Court Opinion

ID: 9687154
Source: CourtListenerOpinion
Date Created: 2023-08-24 16:17:21.535347+00
Date Added: 2024-06-11T18:18:24.530114
License: Public Domain

WAHL, Justice,
concurring in part, dissenting in part.
Though I concur, for the most part, with the majority opinion, I must respectfully dissent from that portion which holds that state banks, having most favored lender status, may charge up to 21.75 percent a year on their agricultural loans made between 1983 and 1985. The legislature made manifest its intent, in Minn.Stat. § 334.011, subd. 1, that the maximum interest rate to be established for an agricultural loan was not more than 4½ percent in excess of the federal discount rate, “[notwithstanding the provisions of any law to the contrary.” “Notwithstanding the provisions of any law to the contrary” —these are strong words, words that were unrepealed and unmodified when the legislature extended to industrial loan and thrift companies the right “to collect and receive charges [for the credit extended or money loaned therefor] as provided by chapter *813334, or in lieu thereof to charge, collect and receive interest at the rate of 21.75 percent per annum.” Minn.Stat. § 53.04, subd. 3a(a).

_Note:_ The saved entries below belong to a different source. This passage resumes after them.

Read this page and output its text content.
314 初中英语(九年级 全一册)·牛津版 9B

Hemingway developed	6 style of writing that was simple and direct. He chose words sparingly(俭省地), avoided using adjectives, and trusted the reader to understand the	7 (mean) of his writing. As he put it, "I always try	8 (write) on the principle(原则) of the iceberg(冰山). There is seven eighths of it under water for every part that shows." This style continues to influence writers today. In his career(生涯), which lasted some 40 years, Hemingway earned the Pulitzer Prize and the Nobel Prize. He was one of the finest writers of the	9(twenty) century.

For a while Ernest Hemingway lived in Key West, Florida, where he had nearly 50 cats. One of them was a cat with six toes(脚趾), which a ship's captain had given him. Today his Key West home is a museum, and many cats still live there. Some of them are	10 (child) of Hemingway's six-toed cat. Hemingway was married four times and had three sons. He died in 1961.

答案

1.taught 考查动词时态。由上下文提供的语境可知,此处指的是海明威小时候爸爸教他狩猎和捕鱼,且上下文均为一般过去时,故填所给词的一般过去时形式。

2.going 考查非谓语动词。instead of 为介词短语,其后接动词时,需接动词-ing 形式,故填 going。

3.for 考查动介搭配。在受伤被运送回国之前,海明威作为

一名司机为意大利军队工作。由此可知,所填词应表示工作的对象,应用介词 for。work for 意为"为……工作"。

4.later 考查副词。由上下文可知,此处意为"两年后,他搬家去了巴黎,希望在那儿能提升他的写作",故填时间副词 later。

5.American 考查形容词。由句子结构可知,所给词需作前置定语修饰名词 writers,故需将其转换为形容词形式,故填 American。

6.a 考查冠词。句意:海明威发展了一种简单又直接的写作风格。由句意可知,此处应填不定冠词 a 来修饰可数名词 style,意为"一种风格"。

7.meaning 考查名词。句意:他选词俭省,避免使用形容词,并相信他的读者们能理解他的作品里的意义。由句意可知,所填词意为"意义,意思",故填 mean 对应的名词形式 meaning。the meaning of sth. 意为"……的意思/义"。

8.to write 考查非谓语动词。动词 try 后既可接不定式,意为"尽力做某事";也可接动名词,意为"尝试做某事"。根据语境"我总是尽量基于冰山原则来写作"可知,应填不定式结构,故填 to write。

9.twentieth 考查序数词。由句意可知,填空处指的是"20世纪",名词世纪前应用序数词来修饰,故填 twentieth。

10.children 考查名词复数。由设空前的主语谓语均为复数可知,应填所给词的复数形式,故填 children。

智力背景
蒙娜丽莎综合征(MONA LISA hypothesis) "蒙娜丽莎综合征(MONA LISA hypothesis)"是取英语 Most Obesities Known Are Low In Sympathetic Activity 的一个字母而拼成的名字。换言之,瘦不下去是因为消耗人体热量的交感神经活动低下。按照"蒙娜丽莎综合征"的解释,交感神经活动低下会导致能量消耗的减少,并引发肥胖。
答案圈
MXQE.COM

The foremost rule of construction given us by the legislature regarding the resolution of apparently conflicting provisions in the Minnesota Statutes is that “[w]hen a general provision in a law is in conflict with a special provision in the same or another law, the two shall be construed, if possible, so that effect may be given to both.” Minn.Stat. § 645.26, subd. 1 (1986). We must first attempt to reconcile the two statutes, giving effect to both, before proceeding to determine which provision prevails. Reconciliation can be effected in this case by construing the provision of § 53.04, subd. 3a(a) that industrial loan and thrift companies may make loans with interest up to certain rates ceilings “as provided by chapter 334, or in lieu thereof * * * at the rate of 21.75 percent” to mean that industrial loan and thrift companies may generally charge up to 21.75 percent interest, unless chapter 334 specifies a different rate on particular types of loans being made.
This construction would avoid conflict because only one provision would apply to a particular loan being made. The bank’s proposed construction of section 53.04, on the other hand, would greatly circumscribe the ambit of section 334.011 because no federal bank or federally insured state bank would be governed by the interest rate ceiling specified in either chapter 334 or in chapter 48. Since virtually every bank and savings and loan organization in Minnesota is federally insured, only a handful of private lenders would be governed by the interest rate in section 334.011. It is unlikely the legislature intended section 53.04 to so circumscribe the reach of section 334.011’s prescription of an interest rate ceiling of agricultural and business loans. It is more reasonable to construe section 53.04 to require compliance with the rate ceiling in section 334.011 on agricultural loans and to set a 21.75 percent rate ceiling for other loans. The highest rate state banks, having most favored lender status, could charge on their agricultural loans would be that prescribed by section 334.011, not more than 4½ percent in excess of the federal discount rate. I would so hold.